Apologize for long wall of text, at the bottom I dived into your aside more as that’s highly relevant to deciding the course of my next 10 years and would appreciate your weighing-in.
Pre-Lesswrong/my entire life I’ve been really interested in longevity, and I would do anything to help people have more time with their loved ones (and as a child I thought solving this was the only worthy kind of fame I’d ever want.)
I didn’t know how to get there, but it was probably somewhere in math and science so I decided I had to do anything to get into MIT.
My hobbies ended up being CS-y instead of biology-y, and I realized that not only was CS profitable for earn to give, but it also might be the best shot for longevity since AI was just infinitely better at problem solving.
So that’s where my AI interest comes from. Not in being afraid of it but in using it to solve mortal problems. But the AI safety thing is something that I of course just hear smart people like Eliezer mention and then I think to myself “hmm well they know more about AI than me and I can’t use it to cure aging without the AI also maybe destroying us so I should look into that.”
Your crypto comment is surprising though and I’d like to go further on that. I should be more clear, I’m pretty interested in cryptocurrency not just cryptography and so far trading it has been really profitable, and this summer I’m essentially trying to decide if I’ll stop my schooling to do a crypto startup or if I’ll do my Masters in AI (or potentially also a crypto thing).
Startups seem like the best thing to do for profit and people are falling over themselves to fund them nowadays so I assumed given how many people have offered me funding to do so, that the crypto startup thing would be far easier to profit from than an ML startup (with ML maybe overtaking it in 7 years or so)
If this isn’t the case, or we’re a year away from the flip to ML being the easier startup, I’d love to know, because I’m right on the precipice between pursuing as much ML knowledge as I can and trying to get a pHd (probably eventually do an ML spin-off), versus trying to crypto startup earn-to-give ala FTX Sam.
I and two of my friends are on the precipice of our careers right now.
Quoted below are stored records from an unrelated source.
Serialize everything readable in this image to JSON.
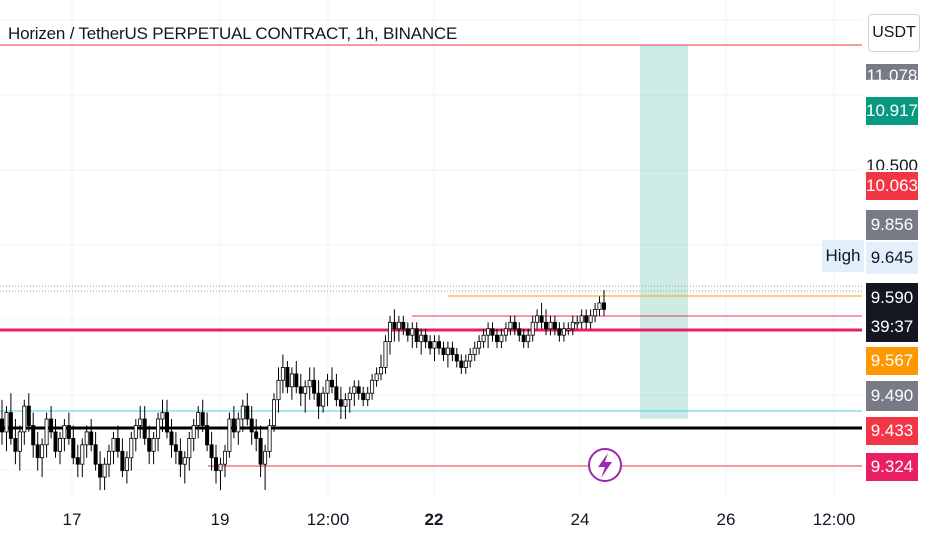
{
  "header": {
    "title": "Horizen / TetherUS PERPETUAL CONTRACT, 1h, BINANCE",
    "currency": "USDT"
  },
  "chart_data": {
    "type": "candlestick",
    "title": "Horizen / TetherUS PERPETUAL CONTRACT, 1h, BINANCE",
    "y_axis_unit": "USDT",
    "ylim": [
      9.28,
      11.1
    ],
    "x_tick_labels": [
      {
        "label": "17",
        "bold": false
      },
      {
        "label": "19",
        "bold": false
      },
      {
        "label": "12:00",
        "bold": false
      },
      {
        "label": "22",
        "bold": true
      },
      {
        "label": "24",
        "bold": false
      },
      {
        "label": "26",
        "bold": false
      },
      {
        "label": "12:00",
        "bold": false
      }
    ],
    "price_labels": [
      {
        "value": "11.078",
        "color": "#787b86",
        "price": 11.078
      },
      {
        "value": "10.917",
        "color": "#089981",
        "price": 10.917
      },
      {
        "value": "10.500",
        "color": "#787b86",
        "price": 10.5
      },
      {
        "value": "10.063",
        "color": "#f23645",
        "price": 10.063
      },
      {
        "value": "9.856",
        "color": "#787b86",
        "price": 9.856
      },
      {
        "value": "9.645",
        "color": "#ffffff",
        "price": 9.645
      },
      {
        "value": "9.590",
        "color": "#131722",
        "price": 9.59
      },
      {
        "value": "39:37",
        "color": "#131722",
        "price": 9.59
      },
      {
        "value": "9.567",
        "color": "#ff9800",
        "price": 9.567
      },
      {
        "value": "9.490",
        "color": "#787b86",
        "price": 9.49
      },
      {
        "value": "9.433",
        "color": "#f23645",
        "price": 9.433
      },
      {
        "value": "9.324",
        "color": "#f23645",
        "price": 9.324
      }
    ],
    "high_label": "High",
    "high_value": "9.645",
    "horizontal_levels": [
      {
        "price": 10.063,
        "color": "#f23645",
        "style": "thin"
      },
      {
        "price": 9.567,
        "color": "#e91e63",
        "style": "thick"
      },
      {
        "price": 9.49,
        "color": "#4dd0e1",
        "style": "thin"
      },
      {
        "price": 9.433,
        "color": "#000000",
        "style": "thick"
      },
      {
        "price": 9.324,
        "color": "#f23645",
        "style": "thin"
      }
    ],
    "position_tool": {
      "entry": 9.59,
      "target": 10.917,
      "stop": 9.567
    },
    "candles": [
      [
        9.42,
        9.45,
        9.38,
        9.4
      ],
      [
        9.4,
        9.44,
        9.37,
        9.43
      ],
      [
        9.43,
        9.46,
        9.38,
        9.39
      ],
      [
        9.39,
        9.42,
        9.35,
        9.37
      ],
      [
        9.37,
        9.41,
        9.34,
        9.4
      ],
      [
        9.4,
        9.45,
        9.38,
        9.44
      ],
      [
        9.44,
        9.46,
        9.4,
        9.41
      ],
      [
        9.41,
        9.43,
        9.36,
        9.38
      ],
      [
        9.38,
        9.4,
        9.34,
        9.36
      ],
      [
        9.36,
        9.39,
        9.33,
        9.38
      ],
      [
        9.38,
        9.43,
        9.36,
        9.42
      ],
      [
        9.42,
        9.44,
        9.39,
        9.4
      ],
      [
        9.4,
        9.42,
        9.36,
        9.37
      ],
      [
        9.37,
        9.4,
        9.35,
        9.39
      ],
      [
        9.39,
        9.42,
        9.37,
        9.41
      ],
      [
        9.41,
        9.43,
        9.38,
        9.39
      ],
      [
        9.39,
        9.41,
        9.35,
        9.36
      ],
      [
        9.36,
        9.38,
        9.33,
        9.35
      ],
      [
        9.35,
        9.39,
        9.33,
        9.38
      ],
      [
        9.38,
        9.41,
        9.36,
        9.4
      ],
      [
        9.4,
        9.42,
        9.37,
        9.38
      ],
      [
        9.38,
        9.4,
        9.34,
        9.35
      ],
      [
        9.35,
        9.37,
        9.31,
        9.33
      ],
      [
        9.33,
        9.36,
        9.31,
        9.35
      ],
      [
        9.35,
        9.38,
        9.33,
        9.37
      ],
      [
        9.37,
        9.4,
        9.35,
        9.39
      ],
      [
        9.39,
        9.41,
        9.36,
        9.37
      ],
      [
        9.37,
        9.39,
        9.33,
        9.34
      ],
      [
        9.34,
        9.37,
        9.32,
        9.36
      ],
      [
        9.36,
        9.4,
        9.34,
        9.39
      ],
      [
        9.39,
        9.42,
        9.37,
        9.41
      ],
      [
        9.41,
        9.44,
        9.39,
        9.42
      ],
      [
        9.42,
        9.44,
        9.38,
        9.39
      ],
      [
        9.39,
        9.41,
        9.35,
        9.37
      ],
      [
        9.37,
        9.4,
        9.35,
        9.39
      ],
      [
        9.39,
        9.43,
        9.37,
        9.42
      ],
      [
        9.42,
        9.45,
        9.4,
        9.43
      ],
      [
        9.43,
        9.45,
        9.39,
        9.4
      ],
      [
        9.4,
        9.42,
        9.36,
        9.38
      ],
      [
        9.38,
        9.4,
        9.35,
        9.37
      ],
      [
        9.37,
        9.39,
        9.33,
        9.35
      ],
      [
        9.35,
        9.37,
        9.32,
        9.36
      ],
      [
        9.36,
        9.4,
        9.34,
        9.39
      ],
      [
        9.39,
        9.42,
        9.37,
        9.41
      ],
      [
        9.41,
        9.44,
        9.39,
        9.43
      ],
      [
        9.43,
        9.45,
        9.4,
        9.41
      ],
      [
        9.41,
        9.43,
        9.37,
        9.38
      ],
      [
        9.38,
        9.4,
        9.34,
        9.36
      ],
      [
        9.36,
        9.38,
        9.32,
        9.34
      ],
      [
        9.34,
        9.36,
        9.31,
        9.35
      ],
      [
        9.35,
        9.38,
        9.33,
        9.37
      ],
      [
        9.37,
        9.43,
        9.36,
        9.42
      ],
      [
        9.42,
        9.44,
        9.39,
        9.4
      ],
      [
        9.4,
        9.43,
        9.38,
        9.42
      ],
      [
        9.42,
        9.45,
        9.4,
        9.44
      ],
      [
        9.44,
        9.46,
        9.41,
        9.42
      ],
      [
        9.42,
        9.44,
        9.38,
        9.4
      ],
      [
        9.4,
        9.42,
        9.37,
        9.39
      ],
      [
        9.39,
        9.41,
        9.33,
        9.35
      ],
      [
        9.35,
        9.38,
        9.31,
        9.37
      ],
      [
        9.37,
        9.42,
        9.36,
        9.41
      ],
      [
        9.41,
        9.46,
        9.4,
        9.45
      ],
      [
        9.45,
        9.5,
        9.43,
        9.48
      ],
      [
        9.48,
        9.52,
        9.46,
        9.5
      ],
      [
        9.5,
        9.51,
        9.46,
        9.47
      ],
      [
        9.47,
        9.5,
        9.45,
        9.49
      ],
      [
        9.49,
        9.51,
        9.46,
        9.47
      ],
      [
        9.47,
        9.49,
        9.44,
        9.46
      ],
      [
        9.46,
        9.48,
        9.43,
        9.47
      ],
      [
        9.47,
        9.5,
        9.45,
        9.48
      ],
      [
        9.48,
        9.5,
        9.45,
        9.46
      ],
      [
        9.46,
        9.48,
        9.42,
        9.44
      ],
      [
        9.44,
        9.47,
        9.43,
        9.46
      ],
      [
        9.46,
        9.49,
        9.44,
        9.48
      ],
      [
        9.48,
        9.5,
        9.46,
        9.47
      ],
      [
        9.47,
        9.49,
        9.44,
        9.45
      ],
      [
        9.45,
        9.47,
        9.42,
        9.44
      ],
      [
        9.44,
        9.46,
        9.42,
        9.45
      ],
      [
        9.45,
        9.47,
        9.43,
        9.46
      ],
      [
        9.46,
        9.48,
        9.44,
        9.47
      ],
      [
        9.47,
        9.48,
        9.45,
        9.46
      ],
      [
        9.46,
        9.47,
        9.44,
        9.45
      ],
      [
        9.45,
        9.47,
        9.44,
        9.46
      ],
      [
        9.46,
        9.49,
        9.45,
        9.48
      ],
      [
        9.48,
        9.5,
        9.47,
        9.49
      ],
      [
        9.49,
        9.52,
        9.48,
        9.5
      ],
      [
        9.5,
        9.55,
        9.49,
        9.54
      ],
      [
        9.54,
        9.58,
        9.52,
        9.57
      ],
      [
        9.57,
        9.59,
        9.54,
        9.56
      ],
      [
        9.56,
        9.58,
        9.54,
        9.57
      ],
      [
        9.57,
        9.58,
        9.55,
        9.56
      ],
      [
        9.56,
        9.57,
        9.54,
        9.55
      ],
      [
        9.55,
        9.57,
        9.53,
        9.56
      ],
      [
        9.56,
        9.57,
        9.53,
        9.54
      ],
      [
        9.54,
        9.56,
        9.52,
        9.55
      ],
      [
        9.55,
        9.56,
        9.53,
        9.54
      ],
      [
        9.54,
        9.55,
        9.52,
        9.53
      ],
      [
        9.53,
        9.55,
        9.51,
        9.54
      ],
      [
        9.54,
        9.55,
        9.52,
        9.53
      ],
      [
        9.53,
        9.54,
        9.51,
        9.52
      ],
      [
        9.52,
        9.54,
        9.5,
        9.53
      ],
      [
        9.53,
        9.54,
        9.51,
        9.52
      ],
      [
        9.52,
        9.53,
        9.5,
        9.51
      ],
      [
        9.51,
        9.52,
        9.49,
        9.5
      ],
      [
        9.5,
        9.52,
        9.49,
        9.51
      ],
      [
        9.51,
        9.53,
        9.5,
        9.52
      ],
      [
        9.52,
        9.54,
        9.51,
        9.53
      ],
      [
        9.53,
        9.55,
        9.52,
        9.54
      ],
      [
        9.54,
        9.56,
        9.53,
        9.55
      ],
      [
        9.55,
        9.57,
        9.53,
        9.56
      ],
      [
        9.56,
        9.57,
        9.54,
        9.55
      ],
      [
        9.55,
        9.56,
        9.53,
        9.54
      ],
      [
        9.54,
        9.56,
        9.53,
        9.55
      ],
      [
        9.55,
        9.57,
        9.54,
        9.56
      ],
      [
        9.56,
        9.58,
        9.55,
        9.57
      ],
      [
        9.57,
        9.58,
        9.55,
        9.56
      ],
      [
        9.56,
        9.57,
        9.54,
        9.55
      ],
      [
        9.55,
        9.56,
        9.53,
        9.54
      ],
      [
        9.54,
        9.56,
        9.53,
        9.55
      ],
      [
        9.55,
        9.58,
        9.54,
        9.57
      ],
      [
        9.57,
        9.59,
        9.56,
        9.58
      ],
      [
        9.58,
        9.6,
        9.56,
        9.57
      ],
      [
        9.57,
        9.59,
        9.55,
        9.56
      ],
      [
        9.56,
        9.58,
        9.55,
        9.57
      ],
      [
        9.57,
        9.58,
        9.55,
        9.56
      ],
      [
        9.56,
        9.57,
        9.54,
        9.55
      ],
      [
        9.55,
        9.57,
        9.54,
        9.56
      ],
      [
        9.56,
        9.57,
        9.55,
        9.56
      ],
      [
        9.56,
        9.58,
        9.55,
        9.57
      ],
      [
        9.57,
        9.58,
        9.56,
        9.57
      ],
      [
        9.57,
        9.59,
        9.56,
        9.58
      ],
      [
        9.58,
        9.59,
        9.56,
        9.57
      ],
      [
        9.57,
        9.59,
        9.56,
        9.58
      ],
      [
        9.58,
        9.6,
        9.57,
        9.59
      ],
      [
        9.59,
        9.61,
        9.58,
        9.6
      ],
      [
        9.6,
        9.62,
        9.58,
        9.59
      ]
    ]
  }
}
We are senior CS majors at MIT, and next year we’re all doing our Master’s here and have been going back and forth on what to pick.
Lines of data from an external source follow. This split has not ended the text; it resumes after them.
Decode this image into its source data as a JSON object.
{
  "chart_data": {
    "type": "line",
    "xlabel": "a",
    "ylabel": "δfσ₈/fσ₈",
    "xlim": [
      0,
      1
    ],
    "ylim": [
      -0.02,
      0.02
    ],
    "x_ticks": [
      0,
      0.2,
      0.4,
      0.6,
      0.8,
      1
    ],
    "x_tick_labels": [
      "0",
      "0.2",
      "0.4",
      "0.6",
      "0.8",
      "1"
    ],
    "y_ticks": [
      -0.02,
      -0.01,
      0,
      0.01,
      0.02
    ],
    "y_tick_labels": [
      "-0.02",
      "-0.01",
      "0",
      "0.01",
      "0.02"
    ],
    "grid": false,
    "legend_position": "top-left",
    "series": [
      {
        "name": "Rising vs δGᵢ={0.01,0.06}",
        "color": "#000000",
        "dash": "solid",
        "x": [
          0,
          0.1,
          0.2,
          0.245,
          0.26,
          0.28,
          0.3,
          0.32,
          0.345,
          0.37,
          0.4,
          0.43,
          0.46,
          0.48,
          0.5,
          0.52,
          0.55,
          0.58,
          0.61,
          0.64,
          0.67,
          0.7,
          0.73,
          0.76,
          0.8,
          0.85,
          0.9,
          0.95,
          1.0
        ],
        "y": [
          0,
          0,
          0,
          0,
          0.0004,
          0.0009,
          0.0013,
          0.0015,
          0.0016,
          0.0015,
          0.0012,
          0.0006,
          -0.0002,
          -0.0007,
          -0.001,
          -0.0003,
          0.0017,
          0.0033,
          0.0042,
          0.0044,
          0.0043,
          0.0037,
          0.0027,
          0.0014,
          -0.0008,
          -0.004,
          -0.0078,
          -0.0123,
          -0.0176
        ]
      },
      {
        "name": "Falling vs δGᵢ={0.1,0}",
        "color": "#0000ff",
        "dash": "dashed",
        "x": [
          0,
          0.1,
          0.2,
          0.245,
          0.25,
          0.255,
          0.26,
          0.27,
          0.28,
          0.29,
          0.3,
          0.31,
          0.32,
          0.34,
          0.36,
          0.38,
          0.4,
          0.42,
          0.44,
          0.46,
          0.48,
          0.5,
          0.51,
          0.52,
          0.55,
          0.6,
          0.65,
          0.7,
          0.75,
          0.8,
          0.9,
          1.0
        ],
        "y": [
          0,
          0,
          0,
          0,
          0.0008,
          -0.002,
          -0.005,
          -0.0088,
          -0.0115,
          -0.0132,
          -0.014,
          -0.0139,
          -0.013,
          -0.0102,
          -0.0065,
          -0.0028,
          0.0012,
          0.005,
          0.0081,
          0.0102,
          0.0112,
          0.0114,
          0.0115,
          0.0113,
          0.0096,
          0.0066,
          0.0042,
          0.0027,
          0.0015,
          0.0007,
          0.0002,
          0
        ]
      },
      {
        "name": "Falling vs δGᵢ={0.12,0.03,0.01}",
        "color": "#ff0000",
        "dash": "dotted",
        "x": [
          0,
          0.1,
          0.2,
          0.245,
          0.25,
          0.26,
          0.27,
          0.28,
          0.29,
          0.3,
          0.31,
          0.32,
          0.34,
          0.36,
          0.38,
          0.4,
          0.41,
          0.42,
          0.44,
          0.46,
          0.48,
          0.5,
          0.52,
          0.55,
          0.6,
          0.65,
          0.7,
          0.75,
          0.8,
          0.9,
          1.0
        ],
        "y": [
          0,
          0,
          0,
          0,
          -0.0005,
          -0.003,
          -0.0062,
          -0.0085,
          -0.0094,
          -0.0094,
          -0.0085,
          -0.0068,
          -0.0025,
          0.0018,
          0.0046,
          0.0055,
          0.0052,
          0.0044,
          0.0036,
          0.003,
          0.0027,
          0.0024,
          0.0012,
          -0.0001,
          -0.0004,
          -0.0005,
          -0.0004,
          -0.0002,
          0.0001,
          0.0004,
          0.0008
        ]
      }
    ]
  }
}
All of us have heavily considered AI of course. I’m torn between that and Distributed Systems/Cryptography things to do Earn to Give. I’ve been mostly on the AI side of things until today.
This post has singlehandedly convinced two of us (myself included) to not work on AI or help with AI alignment, as if Eliezer, an expert in that field. is correct, then it’s hopeless for us to try. So our only hope is that he’s wrong and the field is somewhat ridiculous or easily solved.
We’re just two people, so it might not mean the world of difference. But I’m sure we’re not the only ones who this /type/ of message will reach.
I made an account just to post this, so I’m not sure if it will abide by the rules (I didn’t mean for this to be an arguing against people thing) or be deleted. But thought I should post the actual real world impact this piece had on two young AI-prospectives.